The flawed 2011 presidential and legislative elections were a major setback for the DRC and had a detrimental effect on the country’s stability. The election was challenged by opposition forces, and external observation teams such as the Carter Centre and the EU also raised concerns about the process. Yet the DRC’s Supreme Court validated President Laurent Kabila’s election, sparking a political crisis.

In the security sector, attempts to form an integrated national Congolese army in 2003 were unsuccessful. Former Congrès national pour la défense du peuple (CNDP) troops defected from the Forces Armées de la République Démocratique du Congo (FARDC) to form a group called M23. The M23 has since formed a de facto government, challenging the authority in Kinshasa. Its leaders have called for the resignation of President Kabila while threatening to seize the city of Goma.
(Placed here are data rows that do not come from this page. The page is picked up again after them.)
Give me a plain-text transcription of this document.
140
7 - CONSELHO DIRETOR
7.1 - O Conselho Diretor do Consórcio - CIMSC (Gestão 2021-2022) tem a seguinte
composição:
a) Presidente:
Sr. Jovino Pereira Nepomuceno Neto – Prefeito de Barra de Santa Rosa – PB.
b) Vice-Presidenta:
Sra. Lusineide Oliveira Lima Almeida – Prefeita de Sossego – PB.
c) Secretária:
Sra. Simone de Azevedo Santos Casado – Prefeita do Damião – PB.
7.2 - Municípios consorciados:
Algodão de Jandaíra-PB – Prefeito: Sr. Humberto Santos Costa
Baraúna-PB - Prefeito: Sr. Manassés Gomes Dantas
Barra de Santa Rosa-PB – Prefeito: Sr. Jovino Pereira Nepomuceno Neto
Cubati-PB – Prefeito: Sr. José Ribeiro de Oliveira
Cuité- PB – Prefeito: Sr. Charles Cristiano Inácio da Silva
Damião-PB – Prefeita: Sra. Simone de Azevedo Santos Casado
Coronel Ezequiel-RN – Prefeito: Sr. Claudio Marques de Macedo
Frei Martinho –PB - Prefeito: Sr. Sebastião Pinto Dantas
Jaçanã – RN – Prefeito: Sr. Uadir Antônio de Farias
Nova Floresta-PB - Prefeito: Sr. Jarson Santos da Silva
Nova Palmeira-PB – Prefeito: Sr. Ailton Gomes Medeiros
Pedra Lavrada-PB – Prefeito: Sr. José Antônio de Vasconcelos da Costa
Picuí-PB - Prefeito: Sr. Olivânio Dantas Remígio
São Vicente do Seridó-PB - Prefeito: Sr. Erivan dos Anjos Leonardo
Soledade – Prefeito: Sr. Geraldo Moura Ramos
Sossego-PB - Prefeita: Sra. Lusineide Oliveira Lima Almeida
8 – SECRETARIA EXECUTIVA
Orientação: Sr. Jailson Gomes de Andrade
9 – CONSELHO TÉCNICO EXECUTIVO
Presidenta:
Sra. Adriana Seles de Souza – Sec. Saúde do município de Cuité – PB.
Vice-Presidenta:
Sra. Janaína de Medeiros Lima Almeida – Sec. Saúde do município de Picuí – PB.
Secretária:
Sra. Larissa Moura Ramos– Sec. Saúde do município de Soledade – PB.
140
An addendum to the UN Group of Experts report, released on 27 June 2012, suggested that Rwanda was backing the M23 and was deliberately frustrating Kinshasa’s efforts to quell the rebellion. Conflict could possibly spill over into Rwanda.
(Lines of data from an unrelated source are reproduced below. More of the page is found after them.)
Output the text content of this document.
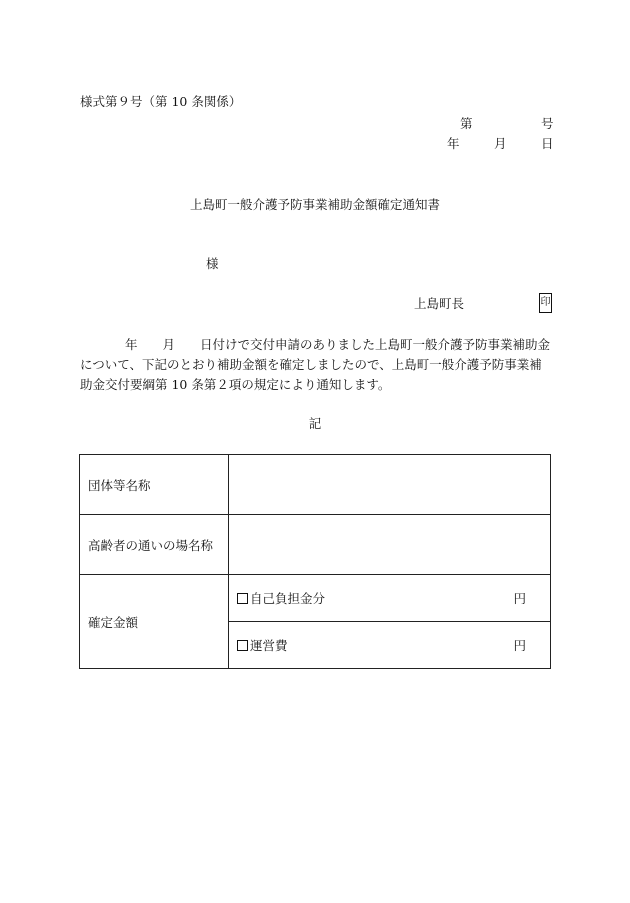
様式第９号（第 10 条関係）
第	号
年	月	日
上島町一般介護予防事業補助金額確定通知書
様
上島町長	印
年　　月　　日付けで交付申請のありました上島町一般介護予防事業補助金について、下記のとおり補助金額を確定しましたので、上島町一般介護予防事業補助金交付要綱第 10 条第２項の規定により通知します。
記
団体等名称	
高齢者の通いの場名称	
確定金額	自己負担金分 円

	運営費 円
On top of straining regional relations, the M23 rebellion had exacerbated the already fragile security situation in the eastern DRC. The M23 has been accused of committing war crimes, including forced recruitment, rape and executions.

Somalia
Somalia’s transition came to an end in September 2012, following the swearing-in of Hassan Sheikh Mohamud as president. Somalia had seen remarkable progress in security, constitution-making, political outreach and good governance. The run-up to the end of the transition saw the progressive extension of security beyond Mogadishu and battle successes by the AU Mission in Somalia and its allied forces.

Visible achievements of the transition were the nomination and swearing in members of the new Somali parliament. The election of the speaker, his two deputies and the president were also success stories. For the first time in more than 20 years the parliament of Somalia was chosen locally. Previous transitional parliaments were chosen abroad with sittings outside of the country.
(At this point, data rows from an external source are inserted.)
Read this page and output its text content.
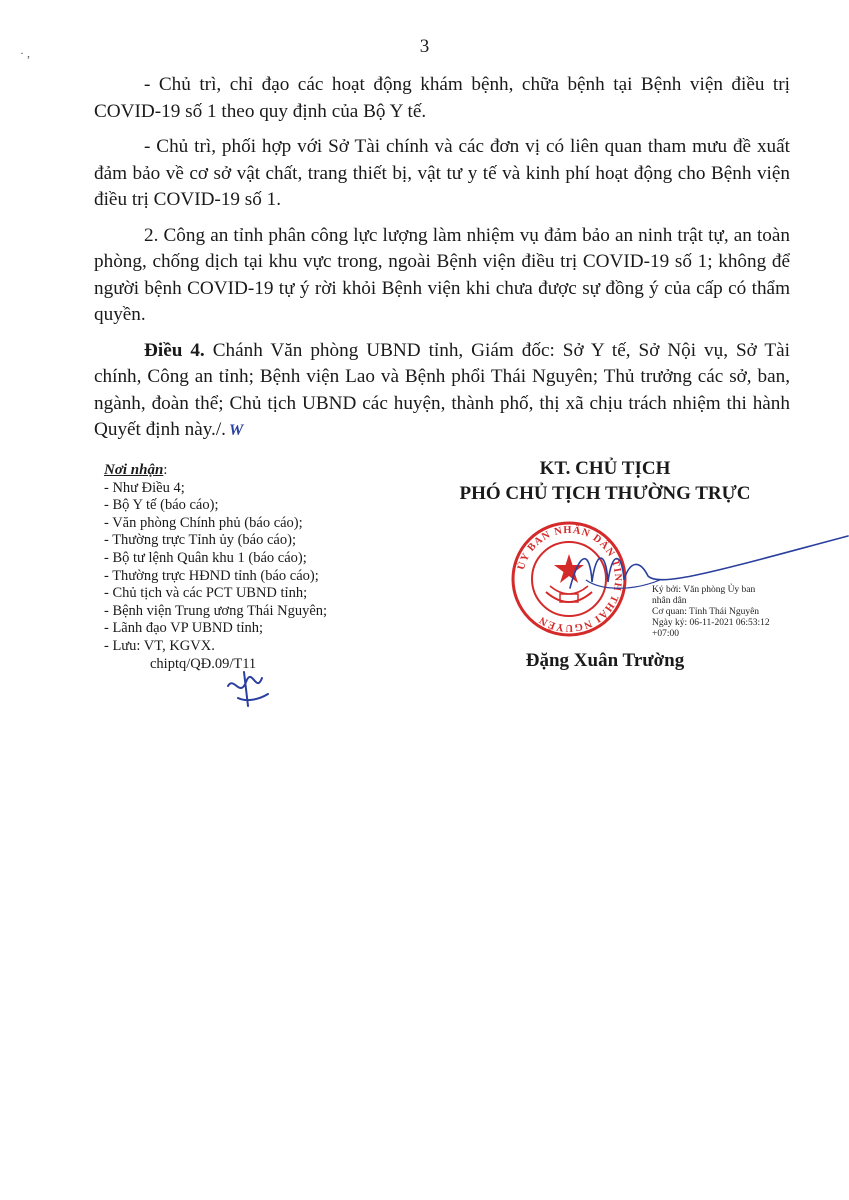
· ,	3

- Chủ trì, chỉ đạo các hoạt động khám bệnh, chữa bệnh tại Bệnh viện điều trị COVID-19 số 1 theo quy định của Bộ Y tế.

- Chủ trì, phối hợp với Sở Tài chính và các đơn vị có liên quan tham mưu đề xuất đảm bảo về cơ sở vật chất, trang thiết bị, vật tư y tế và kinh phí hoạt động cho Bệnh viện điều trị COVID-19 số 1.

2. Công an tỉnh phân công lực lượng làm nhiệm vụ đảm bảo an ninh trật tự, an toàn phòng, chống dịch tại khu vực trong, ngoài Bệnh viện điều trị COVID-19 số 1; không để người bệnh COVID-19 tự ý rời khỏi Bệnh viện khi chưa được sự đồng ý của cấp có thẩm quyền.

Điều 4. Chánh Văn phòng UBND tỉnh, Giám đốc: Sở Y tế, Sở Nội vụ, Sở Tài chính, Công an tỉnh; Bệnh viện Lao và Bệnh phổi Thái Nguyên; Thủ trưởng các sở, ban, ngành, đoàn thể; Chủ tịch UBND các huyện, thành phố, thị xã chịu trách nhiệm thi hành Quyết định này./. W

Nơi nhận:
- Như Điều 4;
- Bộ Y tế (báo cáo);
- Văn phòng Chính phủ (báo cáo);
- Thường trực Tỉnh ủy (báo cáo);
- Bộ tư lệnh Quân khu 1 (báo cáo);
- Thường trực HĐND tỉnh (báo cáo);
- Chủ tịch và các PCT UBND tỉnh;
- Bệnh viện Trung ương Thái Nguyên;
- Lãnh đạo VP UBND tỉnh;
- Lưu: VT, KGVX.
chiptq/QĐ.09/T11
KT. CHỦ TỊCH
PHÓ CHỦ TỊCH THƯỜNG TRỰC
ỦY BAN NHÂN DÂN TỈNH THÁI NGUYÊN
Ký bởi: Văn phòng Ủy ban
nhân dân
Cơ quan: Tỉnh Thái Nguyên
Ngày ký: 06-11-2021 06:53:12
+07:00
Đặng Xuân Trường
Despite the successful transition, challenges remain. Somalia’s Al-Qaeda-linked militant group, Al Shabaab, has rejected the process and attempted to assassinate the president. The group also assassinated a member of parliament and stated their intention to continue with these attacks. The number of journalists killed in the country has also been on the increase.

Guinea
The election of opposition leader Alpha Condé in 2010 was a chance to foster democracy and signal a break from six decades of political instability, malgovernance and deterioration of the living conditions of citizens.

Condé won the election, despite receiving 20% of the vote in the first round, by forming a ‘rainbow coalition’ – bringing together 16 leaders and close to 90 small parties – to help him win the run-off. By 2012, this coalition began to fall apart.

One of the key factors fuelling tensions in Guinea appears to be the government’s reluctance to hold legislative elections. Without a duly elected and functioning National Assembly, political problems and tensions could escalate. Even if elections are eventually held, there is a significant risk that the National Assembly would suffer from political gridlock.

President Condé faces serious challenges to his authority. He is discredited due to numerous controversial decrees and the perceived constant harassment of the opposition leaders and accusations of ethnocentrism.

While allegations of corruption are common, there is also the high youth unemployment and persistent, overwhelming poverty that threaten the fragile peace and stability in Guinea. Finally, the army remains a genuine threat for democratisation in the country.

The government is concerned that international partners might abandon Guinea before the Security Sector Reform is complete.